Parlak B., Uysal A. K.

JOURNAL OF INFORMATION SCIENCE, 2020 (SCI İndekslerine Giren Dergi) identifier identifier

  • Cilt numarası:
  • Basım Tarihi: 2020
  • Doi Numarası: 10.1177/0165551520930897
  • Dergi Adı: JOURNAL OF INFORMATION SCIENCE

Özet

Text classification (TC) is very important and critical task in the 21th century as there exist high volume of electronic data on the Internet. In TC, textual data are characterised by a huge number of highly sparse features/terms. A typical TC consists of many steps and one of the most important steps is undoubtedly feature selection (FS). In this study, we have comprehensively investigated the effects of various globalisation techniques on local feature selection (LFS) methods using datasets with different characteristics such as multi-class unbalanced (MCU), multi-class balanced (MCB), binary-class unbalanced (BCU) and binary-class balanced (BCB).
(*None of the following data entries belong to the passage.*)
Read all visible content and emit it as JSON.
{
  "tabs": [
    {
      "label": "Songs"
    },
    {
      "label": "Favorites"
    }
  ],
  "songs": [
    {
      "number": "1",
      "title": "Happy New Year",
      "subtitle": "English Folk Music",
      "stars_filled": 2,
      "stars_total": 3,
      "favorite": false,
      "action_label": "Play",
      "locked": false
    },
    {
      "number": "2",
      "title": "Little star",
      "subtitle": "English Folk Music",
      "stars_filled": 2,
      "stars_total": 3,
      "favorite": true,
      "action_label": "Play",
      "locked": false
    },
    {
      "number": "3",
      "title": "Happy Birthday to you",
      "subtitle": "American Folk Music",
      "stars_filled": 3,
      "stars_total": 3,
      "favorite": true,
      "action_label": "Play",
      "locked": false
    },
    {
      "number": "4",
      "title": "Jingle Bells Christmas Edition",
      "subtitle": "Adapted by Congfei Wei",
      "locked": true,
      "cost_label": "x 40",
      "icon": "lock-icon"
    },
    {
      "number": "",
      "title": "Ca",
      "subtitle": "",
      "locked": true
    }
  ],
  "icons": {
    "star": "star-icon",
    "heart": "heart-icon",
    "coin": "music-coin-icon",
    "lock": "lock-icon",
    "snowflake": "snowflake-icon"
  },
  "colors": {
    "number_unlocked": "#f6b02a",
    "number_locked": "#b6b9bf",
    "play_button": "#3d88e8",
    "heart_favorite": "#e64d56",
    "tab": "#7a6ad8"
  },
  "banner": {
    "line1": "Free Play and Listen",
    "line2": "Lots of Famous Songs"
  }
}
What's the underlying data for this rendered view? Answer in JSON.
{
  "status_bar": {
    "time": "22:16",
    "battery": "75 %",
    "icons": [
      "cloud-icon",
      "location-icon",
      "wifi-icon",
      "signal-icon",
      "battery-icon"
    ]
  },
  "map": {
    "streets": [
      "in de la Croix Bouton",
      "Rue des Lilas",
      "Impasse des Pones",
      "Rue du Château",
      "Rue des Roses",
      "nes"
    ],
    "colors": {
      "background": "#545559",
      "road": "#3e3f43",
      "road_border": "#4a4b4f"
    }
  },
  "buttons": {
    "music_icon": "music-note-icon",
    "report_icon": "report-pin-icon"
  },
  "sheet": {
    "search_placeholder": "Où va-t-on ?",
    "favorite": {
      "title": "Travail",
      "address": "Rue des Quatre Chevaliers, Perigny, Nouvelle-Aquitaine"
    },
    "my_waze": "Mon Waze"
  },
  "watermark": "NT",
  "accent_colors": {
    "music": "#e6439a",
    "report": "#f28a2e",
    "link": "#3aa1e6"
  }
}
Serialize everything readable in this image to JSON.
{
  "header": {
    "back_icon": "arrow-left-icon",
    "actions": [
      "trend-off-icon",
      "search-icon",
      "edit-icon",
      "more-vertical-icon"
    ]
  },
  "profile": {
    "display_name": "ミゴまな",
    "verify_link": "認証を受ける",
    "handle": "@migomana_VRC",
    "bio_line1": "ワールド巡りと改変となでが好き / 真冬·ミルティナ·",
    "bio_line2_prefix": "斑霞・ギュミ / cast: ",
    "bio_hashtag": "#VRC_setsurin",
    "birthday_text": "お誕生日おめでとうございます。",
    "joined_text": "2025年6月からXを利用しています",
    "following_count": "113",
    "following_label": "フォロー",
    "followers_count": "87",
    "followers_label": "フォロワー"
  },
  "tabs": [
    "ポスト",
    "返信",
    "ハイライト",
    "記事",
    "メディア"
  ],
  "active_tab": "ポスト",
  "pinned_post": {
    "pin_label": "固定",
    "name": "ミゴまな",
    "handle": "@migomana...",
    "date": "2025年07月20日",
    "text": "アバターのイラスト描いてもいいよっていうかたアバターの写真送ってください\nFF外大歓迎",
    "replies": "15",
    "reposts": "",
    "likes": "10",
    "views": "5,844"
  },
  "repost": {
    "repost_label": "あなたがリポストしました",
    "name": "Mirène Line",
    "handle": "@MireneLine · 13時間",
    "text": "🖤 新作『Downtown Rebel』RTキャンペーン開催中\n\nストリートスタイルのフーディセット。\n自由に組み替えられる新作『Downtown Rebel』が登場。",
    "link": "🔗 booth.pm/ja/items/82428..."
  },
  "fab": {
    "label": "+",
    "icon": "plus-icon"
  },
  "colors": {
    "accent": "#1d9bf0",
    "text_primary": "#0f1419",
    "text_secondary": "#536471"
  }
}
The globalisation techniques used in this study are summation (SUM), weighted-sum (AVG), and maximum (MAX). To investigate the effect of globalisation techniques, we used three LFS methods named as Discriminative Feature Selection (DFSS), odds ratio (OR) and chi-square (CHI2). In the experiments, we have utilised four different benchmark datasets named as Reuters-21578, 20Newsgroup., Enron1, and Polarity in addition to Support Vector Machines (SVM) and Decision Tree (DT) classifiers. According to the experimental results, the most successful globalisation technique is AVG while all situations are taken into account. The experimental results indicate that DFSS method is more successful than OR and CHI2 methods on datasets with MCU and MCB characteristics. However, CHI2 method seems more accurate than OR and DFSS methods on datasets with BCU and BCB characteristics. Also, SVM classifier performed better than DT classifier in most cases.